I wanted to talk about the dark side of being a writer wannabe. What brings this to mind was a set of emails and phone calls I got this week. It was from a national syndicated Christian radio / TV show that wanted me to come on and do an interview about my book, Butterflies in the Belfry. Now for a writer, you think that such an opportunity would be a godsend. However, I did not return their calls or emails. The reason brings up an important topic for writers.
First of all, while I think this recent contact was legitimate, there are many, many which are not. I have emails daily with people stroking my ego, trying to get me to take the bait. There is a whole cottage industry of people selling stuff to writers wannabe. For example, I was harrassed for weeks by someone in Hollywood (checked the number and it really was a Hollywood number) who was leaving messages and emails that they wanted to make a movie based on my book. Finally the guy left a voicemail that my book Butterflies in the Belfry would make a great movie. When he said that, I knew that he was full of crap, had never read the book and it was a con. That book would make a horrible movie.
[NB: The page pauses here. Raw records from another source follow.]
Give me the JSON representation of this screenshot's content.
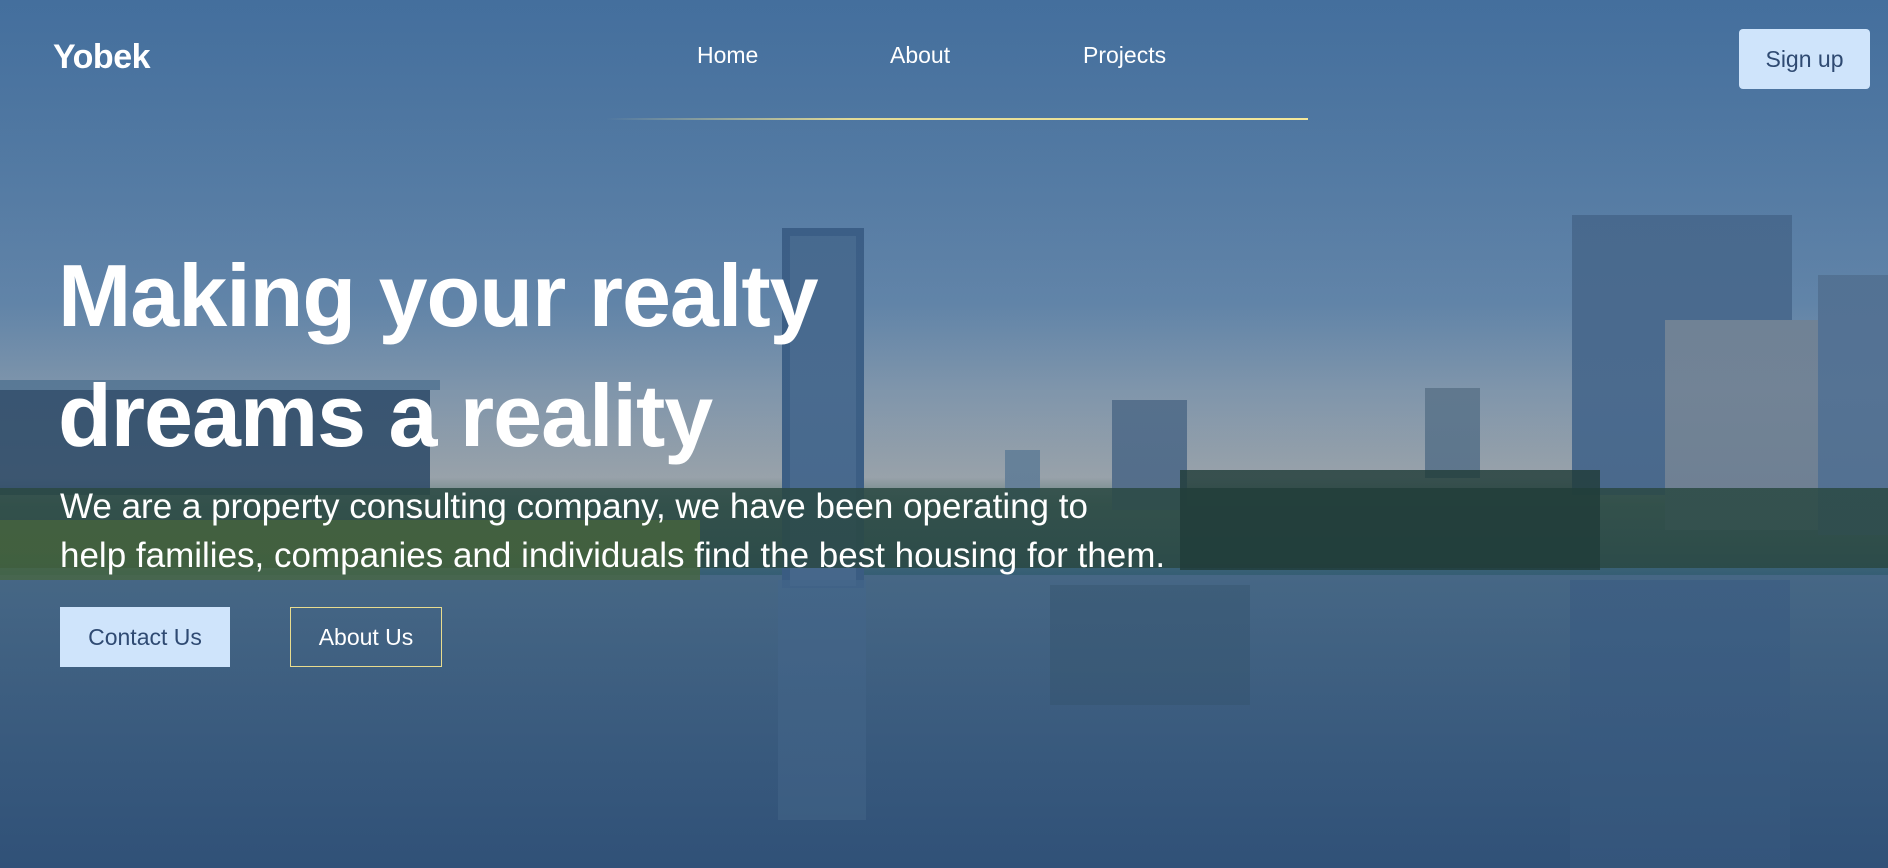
{
  "brand": {
    "name": "Yobek"
  },
  "nav": {
    "links": [
      {
        "label": "Home"
      },
      {
        "label": "About"
      },
      {
        "label": "Projects"
      }
    ],
    "signup_label": "Sign up"
  },
  "hero": {
    "headline_line1": "Making your realty",
    "headline_line2": "dreams a reality",
    "subtext_line1": "We are a property consulting company, we have been operating to",
    "subtext_line2": "help families, companies and individuals find the best housing for them.",
    "contact_label": "Contact Us",
    "about_label": "About Us"
  },
  "colors": {
    "accent_button": "#cfe4fb",
    "button_text": "#2f4a72",
    "underline": "#f5e89a"
  }
}
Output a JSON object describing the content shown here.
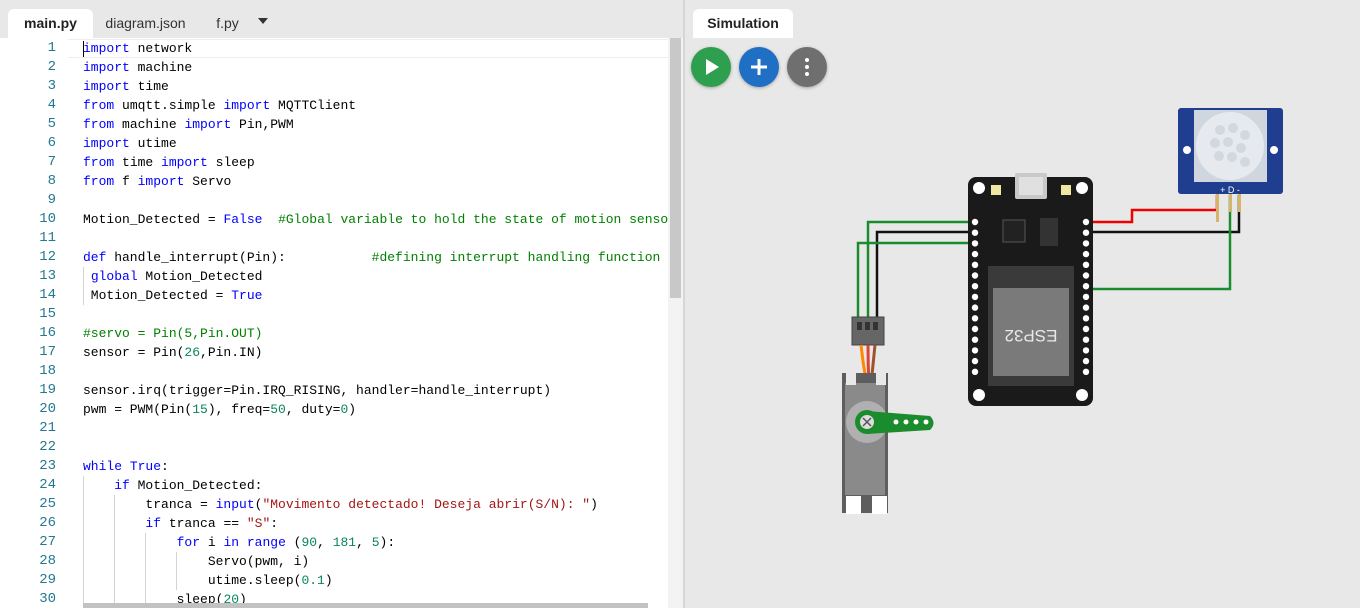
{
  "editor": {
    "tabs": [
      {
        "label": "main.py",
        "active": true
      },
      {
        "label": "diagram.json",
        "active": false
      },
      {
        "label": "f.py",
        "active": false
      }
    ],
    "line_numbers": [
      "1",
      "2",
      "3",
      "4",
      "5",
      "6",
      "7",
      "8",
      "9",
      "10",
      "11",
      "12",
      "13",
      "14",
      "15",
      "16",
      "17",
      "18",
      "19",
      "20",
      "21",
      "22",
      "23",
      "24",
      "25",
      "26",
      "27",
      "28",
      "29",
      "30"
    ],
    "code_lines": [
      [
        {
          "t": "import",
          "c": "kw"
        },
        {
          "t": " network"
        }
      ],
      [
        {
          "t": "import",
          "c": "kw"
        },
        {
          "t": " machine"
        }
      ],
      [
        {
          "t": "import",
          "c": "kw"
        },
        {
          "t": " time"
        }
      ],
      [
        {
          "t": "from",
          "c": "kw"
        },
        {
          "t": " umqtt.simple "
        },
        {
          "t": "import",
          "c": "kw"
        },
        {
          "t": " MQTTClient"
        }
      ],
      [
        {
          "t": "from",
          "c": "kw"
        },
        {
          "t": " machine "
        },
        {
          "t": "import",
          "c": "kw"
        },
        {
          "t": " Pin,PWM"
        }
      ],
      [
        {
          "t": "import",
          "c": "kw"
        },
        {
          "t": " utime"
        }
      ],
      [
        {
          "t": "from",
          "c": "kw"
        },
        {
          "t": " time "
        },
        {
          "t": "import",
          "c": "kw"
        },
        {
          "t": " sleep"
        }
      ],
      [
        {
          "t": "from",
          "c": "kw"
        },
        {
          "t": " f "
        },
        {
          "t": "import",
          "c": "kw"
        },
        {
          "t": " Servo"
        }
      ],
      [],
      [
        {
          "t": "Motion_Detected = "
        },
        {
          "t": "False",
          "c": "kw"
        },
        {
          "t": "  "
        },
        {
          "t": "#Global variable to hold the state of motion sensor",
          "c": "cm"
        }
      ],
      [],
      [
        {
          "t": "def",
          "c": "kw"
        },
        {
          "t": " handle_interrupt(Pin):           "
        },
        {
          "t": "#defining interrupt handling function",
          "c": "cm"
        }
      ],
      [
        {
          "t": " "
        },
        {
          "t": "global",
          "c": "kw"
        },
        {
          "t": " Motion_Detected"
        }
      ],
      [
        {
          "t": " Motion_Detected = "
        },
        {
          "t": "True",
          "c": "kw"
        }
      ],
      [],
      [
        {
          "t": "#servo = Pin(5,Pin.OUT)",
          "c": "cm"
        }
      ],
      [
        {
          "t": "sensor = Pin("
        },
        {
          "t": "26",
          "c": "nm"
        },
        {
          "t": ",Pin.IN)"
        }
      ],
      [],
      [
        {
          "t": "sensor.irq(trigger=Pin.IRQ_RISING, handler=handle_interrupt)"
        }
      ],
      [
        {
          "t": "pwm = PWM(Pin("
        },
        {
          "t": "15",
          "c": "nm"
        },
        {
          "t": "), freq="
        },
        {
          "t": "50",
          "c": "nm"
        },
        {
          "t": ", duty="
        },
        {
          "t": "0",
          "c": "nm"
        },
        {
          "t": ")"
        }
      ],
      [],
      [],
      [
        {
          "t": "while",
          "c": "kw"
        },
        {
          "t": " "
        },
        {
          "t": "True",
          "c": "kw"
        },
        {
          "t": ":"
        }
      ],
      [
        {
          "t": "    "
        },
        {
          "t": "if",
          "c": "kw"
        },
        {
          "t": " Motion_Detected:"
        }
      ],
      [
        {
          "t": "        tranca = "
        },
        {
          "t": "input",
          "c": "kw"
        },
        {
          "t": "("
        },
        {
          "t": "\"Movimento detectado! Deseja abrir(S/N): \"",
          "c": "st"
        },
        {
          "t": ")"
        }
      ],
      [
        {
          "t": "        "
        },
        {
          "t": "if",
          "c": "kw"
        },
        {
          "t": " tranca == "
        },
        {
          "t": "\"S\"",
          "c": "st"
        },
        {
          "t": ":"
        }
      ],
      [
        {
          "t": "            "
        },
        {
          "t": "for",
          "c": "kw"
        },
        {
          "t": " i "
        },
        {
          "t": "in",
          "c": "kw"
        },
        {
          "t": " "
        },
        {
          "t": "range",
          "c": "kw"
        },
        {
          "t": " ("
        },
        {
          "t": "90",
          "c": "nm"
        },
        {
          "t": ", "
        },
        {
          "t": "181",
          "c": "nm"
        },
        {
          "t": ", "
        },
        {
          "t": "5",
          "c": "nm"
        },
        {
          "t": "):"
        }
      ],
      [
        {
          "t": "                Servo(pwm, i)"
        }
      ],
      [
        {
          "t": "                utime.sleep("
        },
        {
          "t": "0.1",
          "c": "nm"
        },
        {
          "t": ")"
        }
      ],
      [
        {
          "t": "            sleep("
        },
        {
          "t": "20",
          "c": "nm"
        },
        {
          "t": ")"
        }
      ]
    ]
  },
  "simulation": {
    "tab_label": "Simulation",
    "buttons": [
      {
        "name": "play-button",
        "icon": "play-icon",
        "color": "#2e9e4f"
      },
      {
        "name": "add-part-button",
        "icon": "plus-icon",
        "color": "#1f6fc4"
      },
      {
        "name": "more-options-button",
        "icon": "kebab-menu-icon",
        "color": "#6f6f6f"
      }
    ],
    "board_label": "ESP32",
    "pir_pin_labels": "+ D -"
  }
}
These groups try to get you to sign contracts for large sums of money and then nothing comes from that. It would be hard to hear any real opportunity within the chatter and background noise of the daily deluge of fake opportunities.
The reason that I decided to not pursue this radio / tv interview is two fold. First, maybe it would create sales of 500 copies of Butterflies in the Belfry, but is it worth the emotional toil. But here’s the downside. I wrote the book with the goal of telling my story and to give a third path for many who see only two paths, staying and accepting all the tenets of evangelicalism, or fleeing to agnosticism or atheism. People are leaving evangelicalism in droves. My path, which I explore in Butterflies in the Belfry, is to stake out a new (actually old) version of Christianity. What happened was many devotees of evangelicalism read the book, were offended and felt obligated to write me and to tell me I was going to hell. That’s what I’m afraid would happen if I promoted that book now. I also believe that I’m a better writer now and I do not want to shine a light on that rustic work. I was happy, and this may be the highlight of my writing career, my two favorite writers, Philip Yancey and NT Wright, both read Butterflies in the Belfry and sent me nice letters telling me they liked it.